Fibrates improve lipid profiles and prevent cardiovascular events in people with CKD. They reduce albuminuria and reversibly increase serum creatinine but the effects on major kidney outcomes remain unknown. These results suggest that fibrates have a place in reducing cardiovascular risk in people with mild-to-moderate CKD.
本系统评价和荟萃分析旨在确定在慢性肾脏病(CKD)患者中使用贝特类药物治疗的疗效和安全性。
贝特类药物在心血管风险升高的人群中产生适度的心血管益处。关于 CKD 患者中贝特类药物的临床益处和安全性的证据有限。

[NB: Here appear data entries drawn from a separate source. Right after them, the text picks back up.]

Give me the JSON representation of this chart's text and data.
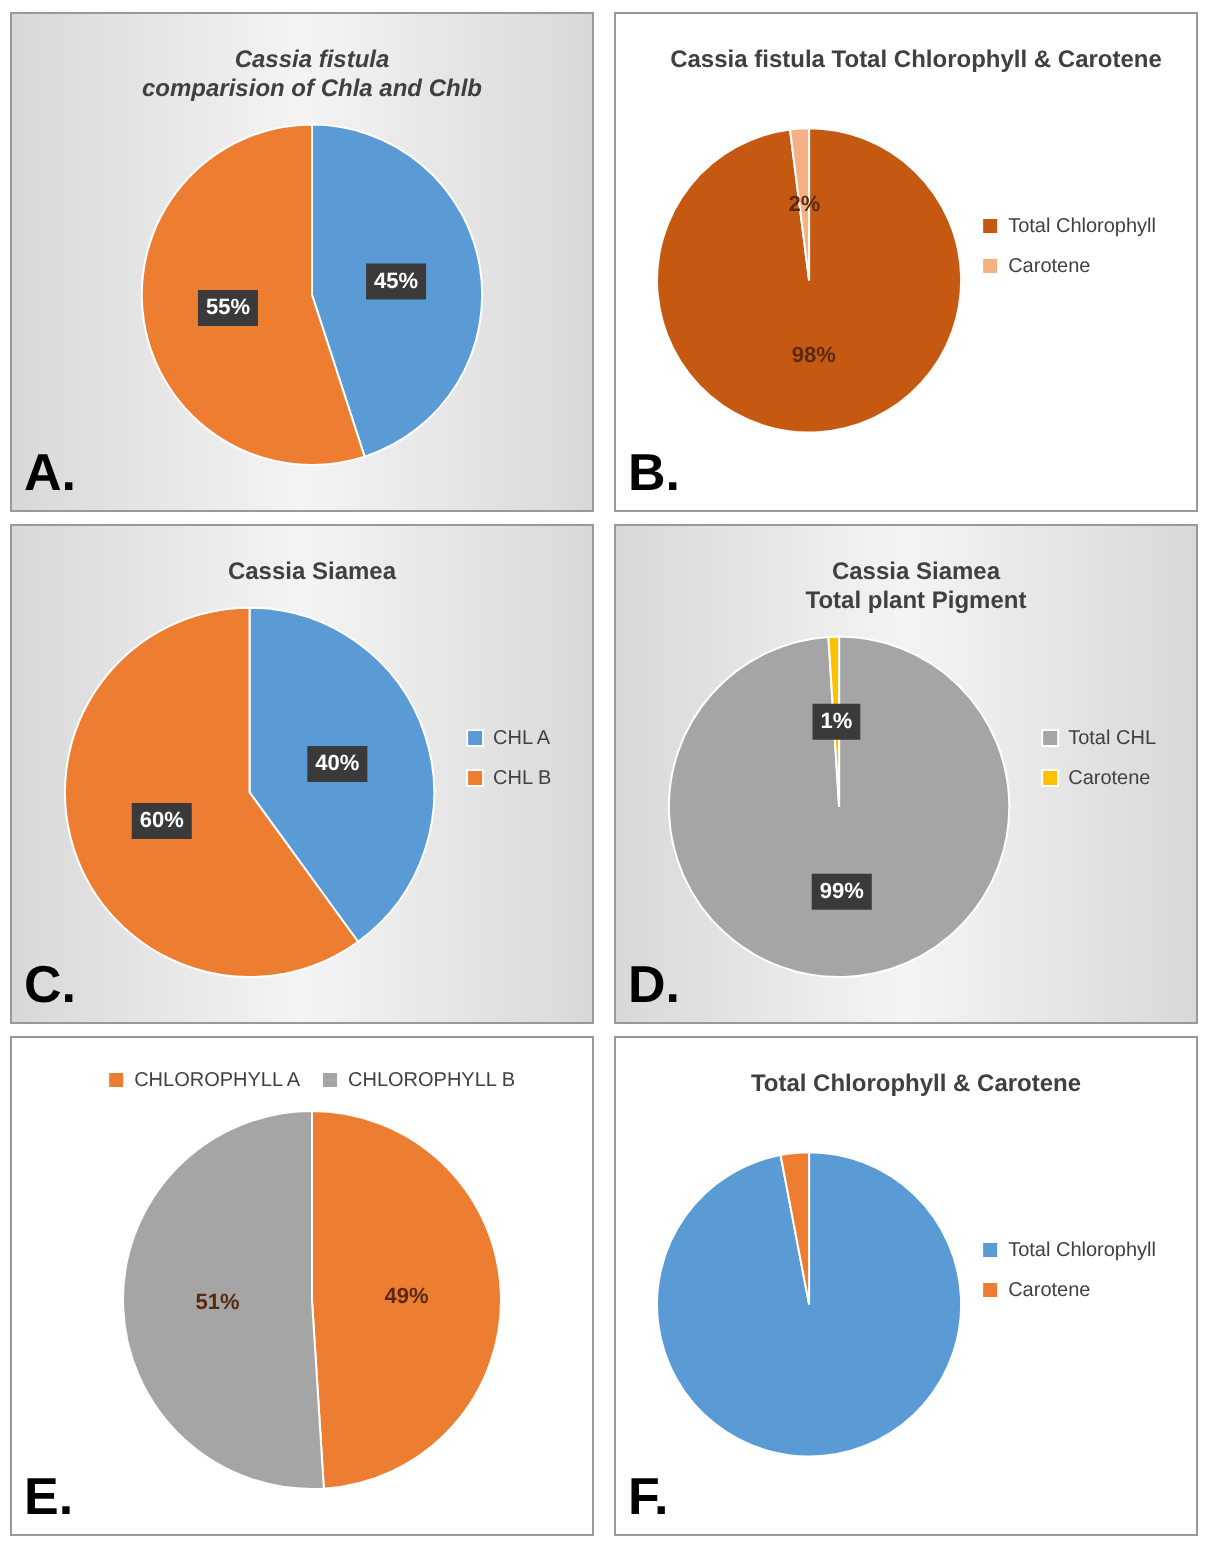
{
  "chart_data": [
    {
      "type": "pie",
      "title": "Cassia fistula\ncomparision of Chla and Chlb",
      "categories": [
        null,
        null
      ],
      "values": [
        45,
        55
      ],
      "colors": [
        "#5b9bd5",
        "#ed7d31"
      ],
      "value_labels": [
        "45%",
        "55%"
      ],
      "legend": false,
      "annotations": [
        "A."
      ]
    },
    {
      "type": "pie",
      "title": "Cassia fistula Total Chlorophyll & Carotene",
      "categories": [
        "Total Chlorophyll",
        "Carotene"
      ],
      "values": [
        98,
        2
      ],
      "colors": [
        "#c65911",
        "#f4b183"
      ],
      "value_labels": [
        "98%",
        "2%"
      ],
      "legend": "right",
      "annotations": [
        "B."
      ]
    },
    {
      "type": "pie",
      "title": "Cassia Siamea",
      "categories": [
        "CHL A",
        "CHL B"
      ],
      "values": [
        40,
        60
      ],
      "colors": [
        "#5b9bd5",
        "#ed7d31"
      ],
      "value_labels": [
        "40%",
        "60%"
      ],
      "legend": "right",
      "annotations": [
        "C."
      ]
    },
    {
      "type": "pie",
      "title": "Cassia Siamea\nTotal plant Pigment",
      "categories": [
        "Total CHL",
        "Carotene"
      ],
      "values": [
        99,
        1
      ],
      "colors": [
        "#a5a5a5",
        "#ffc000"
      ],
      "value_labels": [
        "99%",
        "1%"
      ],
      "legend": "right",
      "annotations": [
        "D."
      ]
    },
    {
      "type": "pie",
      "categories": [
        "CHLOROPHYLL A",
        "CHLOROPHYLL B"
      ],
      "values": [
        49,
        51
      ],
      "colors": [
        "#ed7d31",
        "#a5a5a5"
      ],
      "value_labels": [
        "49%",
        "51%"
      ],
      "legend": "top",
      "annotations": [
        "E."
      ]
    },
    {
      "type": "pie",
      "title": "Total Chlorophyll & Carotene",
      "categories": [
        "Total Chlorophyll",
        "Carotene"
      ],
      "values": [
        97,
        3
      ],
      "colors": [
        "#5b9bd5",
        "#ed7d31"
      ],
      "legend": "right",
      "annotations": [
        "F."
      ]
    }
  ]
}
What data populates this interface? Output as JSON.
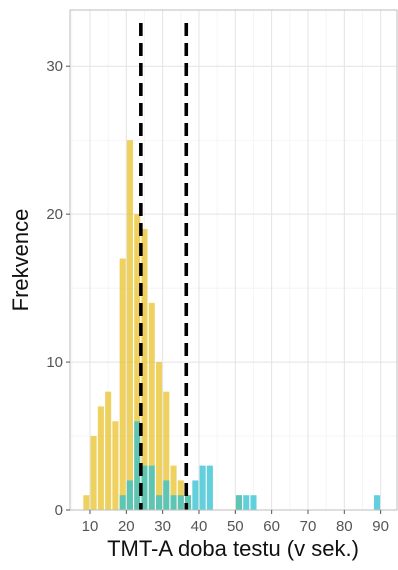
{
  "chart_data": {
    "type": "bar",
    "title": "",
    "xlabel": "TMT-A doba testu (v sek.)",
    "ylabel": "Frekvence",
    "xlim": [
      4.5,
      94.5
    ],
    "ylim": [
      0,
      33.8
    ],
    "x_ticks": [
      10,
      20,
      30,
      40,
      50,
      60,
      70,
      80,
      90
    ],
    "y_ticks": [
      0,
      10,
      20,
      30
    ],
    "grid": true,
    "bin_width": 2,
    "series": [
      {
        "color": "#E8C12A",
        "bins": [
          {
            "x": 9,
            "count": 1
          },
          {
            "x": 11,
            "count": 5
          },
          {
            "x": 13,
            "count": 7
          },
          {
            "x": 15,
            "count": 8
          },
          {
            "x": 17,
            "count": 6
          },
          {
            "x": 19,
            "count": 17
          },
          {
            "x": 21,
            "count": 25
          },
          {
            "x": 23,
            "count": 20
          },
          {
            "x": 25,
            "count": 19
          },
          {
            "x": 27,
            "count": 14
          },
          {
            "x": 29,
            "count": 10
          },
          {
            "x": 31,
            "count": 8
          },
          {
            "x": 33,
            "count": 3
          },
          {
            "x": 35,
            "count": 2
          },
          {
            "x": 37,
            "count": 1
          },
          {
            "x": 51,
            "count": 1
          }
        ]
      },
      {
        "color": "#2EC0D0",
        "bins": [
          {
            "x": 19,
            "count": 1
          },
          {
            "x": 21,
            "count": 2
          },
          {
            "x": 23,
            "count": 6
          },
          {
            "x": 25,
            "count": 3
          },
          {
            "x": 27,
            "count": 3
          },
          {
            "x": 29,
            "count": 1
          },
          {
            "x": 31,
            "count": 2
          },
          {
            "x": 33,
            "count": 1
          },
          {
            "x": 35,
            "count": 1
          },
          {
            "x": 37,
            "count": 1
          },
          {
            "x": 39,
            "count": 2
          },
          {
            "x": 41,
            "count": 3
          },
          {
            "x": 43,
            "count": 3
          },
          {
            "x": 51,
            "count": 1
          },
          {
            "x": 53,
            "count": 1
          },
          {
            "x": 55,
            "count": 1
          },
          {
            "x": 89,
            "count": 1
          }
        ]
      }
    ],
    "reference_lines": [
      {
        "x": 24,
        "style": "dashed",
        "color": "#000000"
      },
      {
        "x": 36.5,
        "style": "dashed",
        "color": "#000000"
      }
    ]
  }
}
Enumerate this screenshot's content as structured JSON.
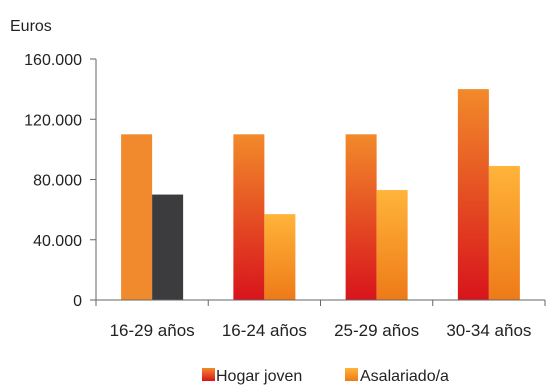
{
  "chart_data": {
    "type": "bar",
    "ylabel": "Euros",
    "ylim": [
      0,
      160000
    ],
    "y_ticks": [
      "0",
      "40.000",
      "80.000",
      "120.000",
      "160.000"
    ],
    "categories": [
      "16-29 años",
      "16-24 años",
      "25-29 años",
      "30-34 años"
    ],
    "series": [
      {
        "name": "Hogar joven",
        "values": [
          110000,
          110000,
          110000,
          140000
        ]
      },
      {
        "name": "Asalariado/a",
        "values": [
          70000,
          57000,
          73000,
          89000
        ]
      }
    ],
    "legend_position": "bottom",
    "grid": false,
    "colors": {
      "hogar_top": "#f28a2a",
      "hogar_bottom": "#d8141c",
      "asalariado_top": "#ffb43a",
      "asalariado_bottom": "#ee7a18",
      "first_group_hogar": "#f08a2c",
      "first_group_asalariado": "#3c3c3e",
      "axis": "#666666"
    }
  }
}
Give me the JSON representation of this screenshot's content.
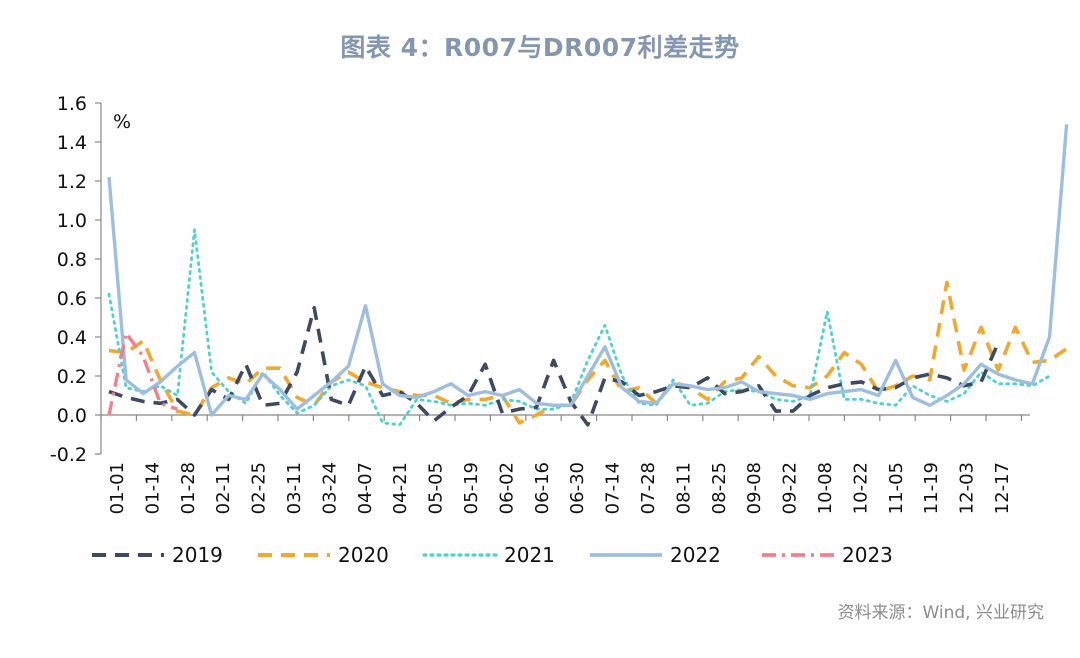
{
  "header": {
    "title": "图表 4：R007与DR007利差走势"
  },
  "footer": {
    "source": "资料来源：Wind, 兴业研究"
  },
  "chart_data": {
    "type": "line",
    "title": "图表 4：R007与DR007利差走势",
    "ylabel": "%",
    "xlabel": "",
    "ylim": [
      -0.2,
      1.6
    ],
    "yticks": [
      -0.2,
      0.0,
      0.2,
      0.4,
      0.6,
      0.8,
      1.0,
      1.2,
      1.4,
      1.6
    ],
    "ytick_labels": [
      "-0.2",
      "0.0",
      "0.2",
      "0.4",
      "0.6",
      "0.8",
      "1.0",
      "1.2",
      "1.4",
      "1.6"
    ],
    "x_tick_labels": [
      "01-01",
      "01-14",
      "01-28",
      "02-11",
      "02-25",
      "03-11",
      "03-24",
      "04-07",
      "04-21",
      "05-05",
      "05-19",
      "06-02",
      "06-16",
      "06-30",
      "07-14",
      "07-28",
      "08-11",
      "08-25",
      "09-08",
      "09-22",
      "10-08",
      "10-22",
      "11-05",
      "11-19",
      "12-03",
      "12-17"
    ],
    "grid": false,
    "legend_position": "bottom",
    "series": [
      {
        "name": "2019",
        "color": "#3d4a62",
        "style": "dash",
        "values": [
          0.12,
          0.09,
          0.07,
          0.06,
          0.08,
          0.0,
          0.13,
          0.08,
          0.26,
          0.05,
          0.06,
          0.22,
          0.55,
          0.08,
          0.05,
          0.25,
          0.1,
          0.12,
          0.06,
          -0.03,
          0.04,
          0.1,
          0.26,
          0.01,
          0.03,
          0.04,
          0.28,
          0.07,
          -0.05,
          0.19,
          0.17,
          0.1,
          0.12,
          0.15,
          0.14,
          0.19,
          0.11,
          0.12,
          0.15,
          0.02,
          0.02,
          0.1,
          0.14,
          0.16,
          0.17,
          0.13,
          0.14,
          0.19,
          0.21,
          0.19,
          0.15,
          0.17,
          0.37
        ]
      },
      {
        "name": "2020",
        "color": "#f0a830",
        "style": "dash",
        "values": [
          0.33,
          0.32,
          0.38,
          0.18,
          0.02,
          0.0,
          0.14,
          0.19,
          0.16,
          0.24,
          0.24,
          0.09,
          0.05,
          0.17,
          0.22,
          0.17,
          0.14,
          0.12,
          0.1,
          0.1,
          0.06,
          0.08,
          0.08,
          0.1,
          -0.04,
          0.0,
          0.05,
          0.05,
          0.18,
          0.28,
          0.12,
          0.14,
          0.06,
          0.17,
          0.14,
          0.08,
          0.17,
          0.19,
          0.3,
          0.2,
          0.15,
          0.14,
          0.2,
          0.32,
          0.26,
          0.12,
          0.15,
          0.2,
          0.18,
          0.68,
          0.23,
          0.45,
          0.23,
          0.45,
          0.27,
          0.28,
          0.34
        ]
      },
      {
        "name": "2021",
        "color": "#4fd0d3",
        "style": "dot",
        "values": [
          0.62,
          0.14,
          0.12,
          0.15,
          0.1,
          0.95,
          0.22,
          0.12,
          0.06,
          0.22,
          0.1,
          0.01,
          0.05,
          0.15,
          0.18,
          0.15,
          -0.04,
          -0.05,
          0.08,
          0.07,
          0.05,
          0.06,
          0.05,
          0.08,
          0.07,
          0.03,
          0.03,
          0.06,
          0.28,
          0.46,
          0.2,
          0.06,
          0.05,
          0.18,
          0.05,
          0.06,
          0.12,
          0.13,
          0.12,
          0.08,
          0.07,
          0.1,
          0.53,
          0.08,
          0.08,
          0.06,
          0.05,
          0.15,
          0.1,
          0.07,
          0.11,
          0.22,
          0.16,
          0.16,
          0.15,
          0.2
        ]
      },
      {
        "name": "2022",
        "color": "#9dbedf",
        "style": "solid",
        "values": [
          1.22,
          0.18,
          0.11,
          0.17,
          0.25,
          0.32,
          0.0,
          0.1,
          0.08,
          0.21,
          0.13,
          0.03,
          0.1,
          0.17,
          0.25,
          0.56,
          0.16,
          0.1,
          0.09,
          0.12,
          0.16,
          0.1,
          0.12,
          0.1,
          0.13,
          0.06,
          0.05,
          0.05,
          0.2,
          0.35,
          0.14,
          0.07,
          0.06,
          0.16,
          0.15,
          0.13,
          0.14,
          0.17,
          0.12,
          0.11,
          0.1,
          0.08,
          0.11,
          0.12,
          0.13,
          0.1,
          0.28,
          0.09,
          0.05,
          0.1,
          0.16,
          0.26,
          0.21,
          0.18,
          0.16,
          0.4,
          1.49
        ]
      },
      {
        "name": "2023",
        "color": "#f08090",
        "style": "dashdot",
        "values": [
          0.0,
          0.42,
          0.3,
          0.06,
          0.03
        ]
      }
    ]
  }
}
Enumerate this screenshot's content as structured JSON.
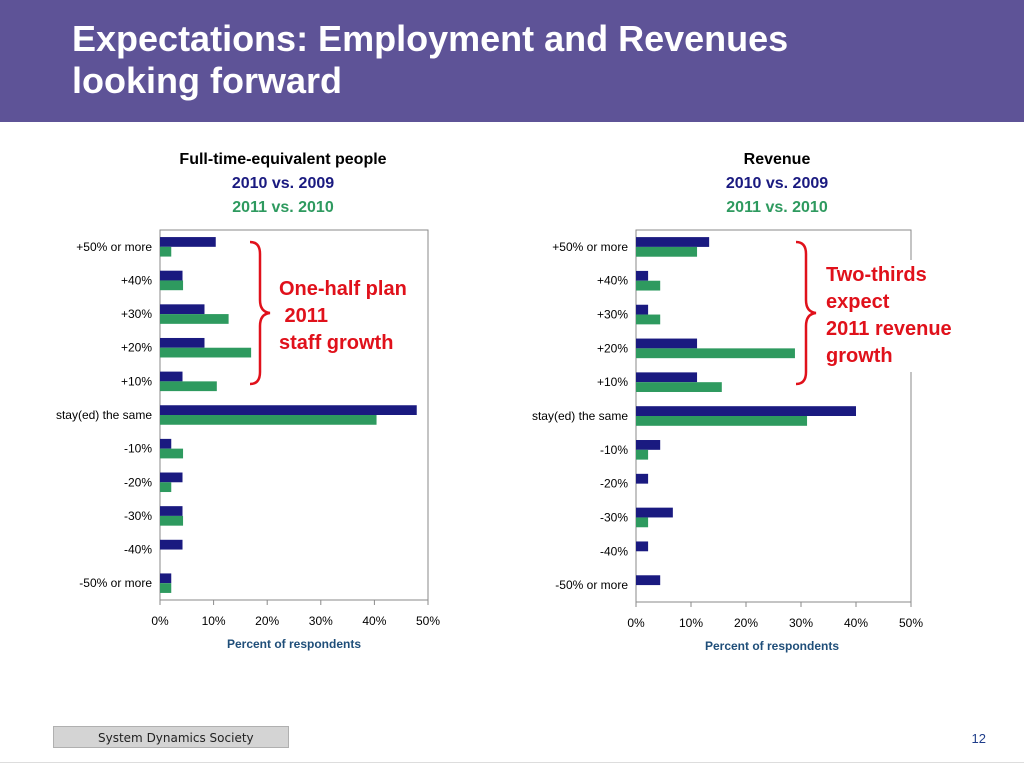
{
  "slide": {
    "title_lines": [
      "Expectations: Employment and Revenues",
      "looking forward"
    ],
    "footer_logo": "System Dynamics Society",
    "page_number": "12"
  },
  "colors": {
    "header": "#5e5397",
    "series1": "#1a1a80",
    "series2": "#2e9a5f",
    "annotation": "#e0111b"
  },
  "chart_data": [
    {
      "type": "bar",
      "orientation": "horizontal",
      "title": "Full-time-equivalent people",
      "series_titles": [
        "2010 vs. 2009",
        "2011 vs. 2010"
      ],
      "xlabel": "Percent of respondents",
      "xlim": [
        0,
        50
      ],
      "xticks": [
        "0%",
        "10%",
        "20%",
        "30%",
        "40%",
        "50%"
      ],
      "categories": [
        "+50% or more",
        "+40%",
        "+30%",
        "+20%",
        "+10%",
        "stay(ed) the same",
        "-10%",
        "-20%",
        "-30%",
        "-40%",
        "-50% or more"
      ],
      "series": [
        {
          "values": [
            10.4,
            4.2,
            8.3,
            8.3,
            4.2,
            47.9,
            2.1,
            4.2,
            4.2,
            4.2,
            2.1
          ]
        },
        {
          "values": [
            2.1,
            4.3,
            12.8,
            17.0,
            10.6,
            40.4,
            4.3,
            2.1,
            4.3,
            0,
            2.1
          ]
        }
      ],
      "annotation": [
        "One-half plan",
        " 2011",
        "staff growth"
      ]
    },
    {
      "type": "bar",
      "orientation": "horizontal",
      "title": "Revenue",
      "series_titles": [
        "2010 vs. 2009",
        "2011 vs. 2010"
      ],
      "xlabel": "Percent of respondents",
      "xlim": [
        0,
        50
      ],
      "xticks": [
        "0%",
        "10%",
        "20%",
        "30%",
        "40%",
        "50%"
      ],
      "categories": [
        "+50% or more",
        "+40%",
        "+30%",
        "+20%",
        "+10%",
        "stay(ed) the same",
        "-10%",
        "-20%",
        "-30%",
        "-40%",
        "-50% or more"
      ],
      "series": [
        {
          "values": [
            13.3,
            2.2,
            2.2,
            11.1,
            11.1,
            40.0,
            4.4,
            2.2,
            6.7,
            2.2,
            4.4
          ]
        },
        {
          "values": [
            11.1,
            4.4,
            4.4,
            28.9,
            15.6,
            31.1,
            2.2,
            0,
            2.2,
            0,
            0
          ]
        }
      ],
      "annotation": [
        "Two-thirds",
        "expect",
        "2011 revenue",
        "growth"
      ]
    }
  ]
}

系统检索 MEDLINE、EMBASE 和 Cochrane 图书馆(1950 年至 2012 年 1 月),以评估比较 CKD 患者或与肾脏相关结局的贝特类药物治疗与安慰剂相比的前瞻性随机对照试验。
确定了 10 项研究,共纳入 16869 名参与者。在轻度至中度 CKD(估计肾小球滤过率[eGFR]≤60ml/min/1.73m²)患者中,贝特类药物可改善血脂谱(总胆固醇降低[-0.32mmol/l,p=0.05]和甘油三酯水平降低[-0.56mmol/l,p=0.03],但低密度脂蛋白胆固醇降低[-0.01mmol/l,p=0.83];高密度脂蛋白胆固醇升高[0.06mmol/l,p=0.001])。在糖尿病患者中,贝特类药物降低了蛋白尿进展的风险(相对风险[RR]:0.86;95%置信区间[CI]:0.76 至 0.98;p=0.02)。血清肌酐升高(33μmol/l,p<0.001),估计肾小球滤过率降低(-2.67ml/min/1.73m²,p=0.01),但对终末期肾病的风险无明显影响(RR:0.85;95%CI:0.49 至 1.49;p=0.575)。在 eGFR 为 30 至 59.9ml/min/1.73m²的患者中,贝特类药物降低了主要心血管事件(RR:0.70;95%CI:0.54 至 0.89;p=0.004)和心血管死亡(RR:0.60;95%CI:0.38 至 0.96;p=0.03)的风险,但不能降低全因死亡率。CKD 患者无明确的具体安全性问题,但现有数据有限。
贝特类药物可改善 CKD 患者的血脂谱并预防心血管事件。它们可减少蛋白尿并可逆性地升高血清肌酐,但对主要肾脏结局的影响仍不清楚。这些结果表明,贝特类药物在降低轻度至中度 CKD 患者的心血管风险方面具有一定作用。